Nortel Networks' Enterprise Solutions business is likely to be sold to Avaya for $475m (£288m), the companies announced on Monday.
The deal marks the latest sale of a Nortel division, following the Canadian networking firm's Chapter 11 bankruptcy proceedings, announced at the start of the year. The most recent such sale, of Nortel's CDMA and LTE access business to Nokia Siemens, was announced on 22 June.
Avaya, like Nokia Siemens, has been designated as a "stalking horse" bidder. This is a mechanism sometimes employed in major bankruptcy-related sales, whereby a named bidder puts forward a certain amount in order to block very low bids — if that bidder is outbid, they get compensation for their trouble.
"We have determined that the sale of our businesses maximizes value while preserving innovation platforms, customer relationships and jobs to the greatest extent possible," Nortel chief executive Mike Zafirovski said in a statement. "The many customers I have spoken with have been highly supportive of our efforts and transparency throughout this process.
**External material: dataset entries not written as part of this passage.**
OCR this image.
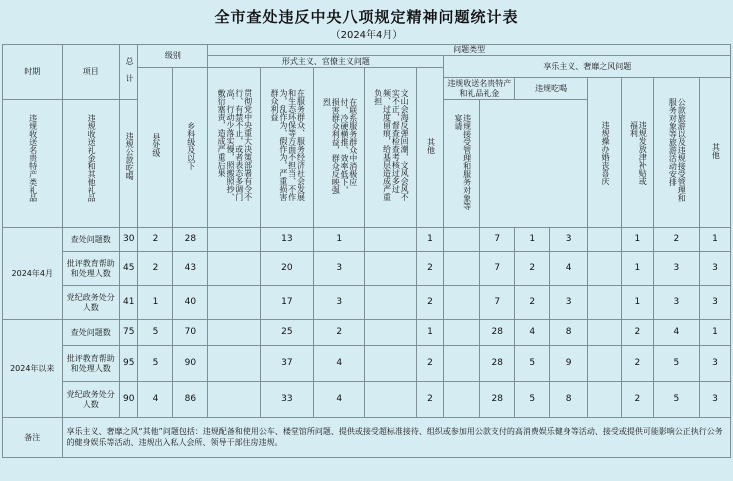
全市查处违反中央八项规定精神问题统计表
（2024年4月）
时期	项目	总 计	级别		问题类型												
					形式主义、官僚主义问题					享乐主义、奢靡之风问题							

			县处级	乡科级及以下	贯彻党中央重大决策部署有令不行、有禁不止，或者表态多调门高、行动少落实慢，照搬照抄、敷衍塞责，造成严重后果	在服务群众、服务经济社会发展和生态环保等方面不担当、不作为，乱作为、假作为，严重损害群众利益	在联系服务群众中消极应付、冷硬横推、效率低下，损害群众利益，群众反映强烈	文山会海反弹回潮，文风会风不实不正，督查检查考核过多过频、过度留痕，给基层造成严重负担	其他								

										违规收送名贵特产和礼品礼金		违规吃喝		违规操办婚丧喜庆	违规发放津补贴或福利	公款旅游以及违规接受管理和服务对象等旅游活动安排	其他

违规收送名贵特产类礼品	违规收送礼金和其他礼品	违规公款吃喝								违规接受管理和服务对象等宴请							

2024年4月	查处问题数	30	2	28		13	1		1		7	1	3		1	2	1
	批评教育帮助和处理人数	45	2	43		20	3		2		7	2	4		1	3	3
	党纪政务处分人数	41	1	40		17	3		2		7	2	3		1	3	3
2024年以来	查处问题数	75	5	70		25	2		1		28	4	8		2	4	1
	批评教育帮助和处理人数	95	5	90		37	4		2		28	5	9		2	5	3
	党纪政务处分人数	90	4	86		33	4		2		28	5	8		2	5	3
备注	享乐主义、奢靡之风“其他”问题包括：违规配备和使用公车、楼堂馆所问题、提供或接受超标准接待、组织或参加用公款支付的高消费娱乐健身等活动、接受或提供可能影响公正执行公务的健身娱乐等活动、违规出入私人会所、领导干部住房违规。																
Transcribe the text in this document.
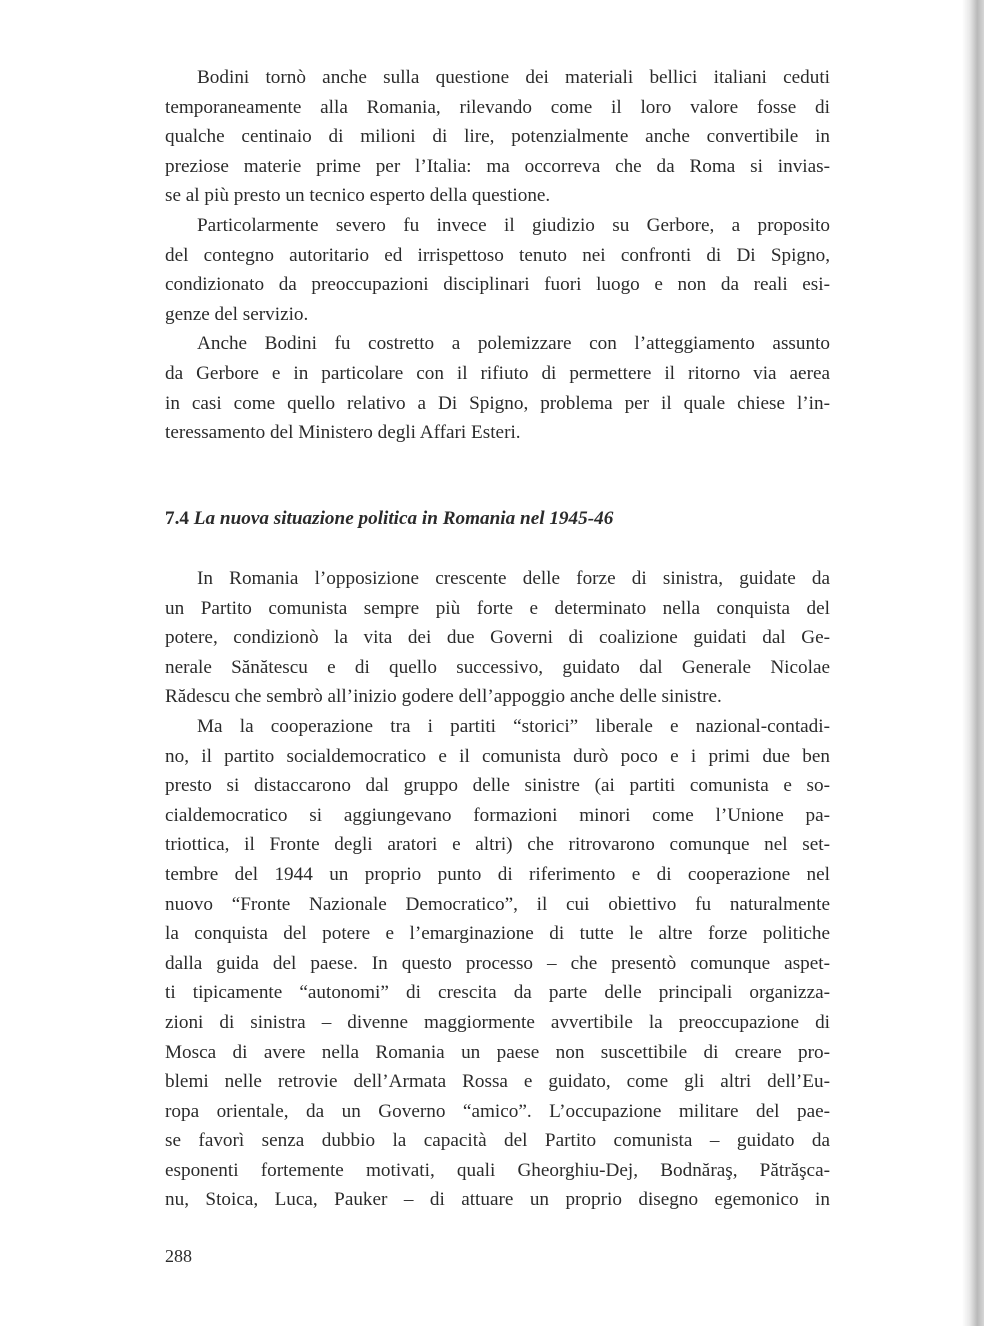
Bodini tornò anche sulla questione dei materiali bellici italiani ceduti
temporaneamente alla Romania, rilevando come il loro valore fosse di
qualche centinaio di milioni di lire, potenzialmente anche convertibile in
preziose materie prime per l’Italia: ma occorreva che da Roma si invias-
se al più presto un tecnico esperto della questione.

Particolarmente severo fu invece il giudizio su Gerbore, a proposito
del contegno autoritario ed irrispettoso tenuto nei confronti di Di Spigno,
condizionato da preoccupazioni disciplinari fuori luogo e non da reali esi-
genze del servizio.

Anche Bodini fu costretto a polemizzare con l’atteggiamento assunto
da Gerbore e in particolare con il rifiuto di permettere il ritorno via aerea
in casi come quello relativo a Di Spigno, problema per il quale chiese l’in-
teressamento del Ministero degli Affari Esteri.

7.4 La nuova situazione politica in Romania nel 1945-46

In Romania l’opposizione crescente delle forze di sinistra, guidate da
un Partito comunista sempre più forte e determinato nella conquista del
potere, condizionò la vita dei due Governi di coalizione guidati dal Ge-
nerale Sănătescu e di quello successivo, guidato dal Generale Nicolae
Rădescu che sembrò all’inizio godere dell’appoggio anche delle sinistre.

Ma la cooperazione tra i partiti “storici” liberale e nazional-contadi-
no, il partito socialdemocratico e il comunista durò poco e i primi due ben
presto si distaccarono dal gruppo delle sinistre (ai partiti comunista e so-
cialdemocratico si aggiungevano formazioni minori come l’Unione pa-
triottica, il Fronte degli aratori e altri) che ritrovarono comunque nel set-
tembre del 1944 un proprio punto di riferimento e di cooperazione nel
nuovo “Fronte Nazionale Democratico”, il cui obiettivo fu naturalmente
la conquista del potere e l’emarginazione di tutte le altre forze politiche
dalla guida del paese. In questo processo – che presentò comunque aspet-
ti tipicamente “autonomi” di crescita da parte delle principali organizza-
zioni di sinistra – divenne maggiormente avvertibile la preoccupazione di
Mosca di avere nella Romania un paese non suscettibile di creare pro-
blemi nelle retrovie dell’Armata Rossa e guidato, come gli altri dell’Eu-
ropa orientale, da un Governo “amico”. L’occupazione militare del pae-
se favorì senza dubbio la capacità del Partito comunista – guidato da
esponenti fortemente motivati, quali Gheorghiu-Dej, Bodnăraş, Pătrăşca-
nu, Stoica, Luca, Pauker – di attuare un proprio disegno egemonico in

288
They value our employees and technology platforms and are appreciative of our service levels which are at multi-year highs."
Joel Hackney, the head of Nortel Enterprise Solutions, said the successful buyer would "gain access to an industry-leading portfolio that is optimized for real-time communications, bringing speed and simplicity to customers' network environments and allowing them to enhance collaboration, streamline business processes and improve productivity".
Analyst Henry Dewing, from Forrester Research, said in a statement that the deal "puts Avaya ahead of Cisco for enterprise voice sales and enters them into the networking business".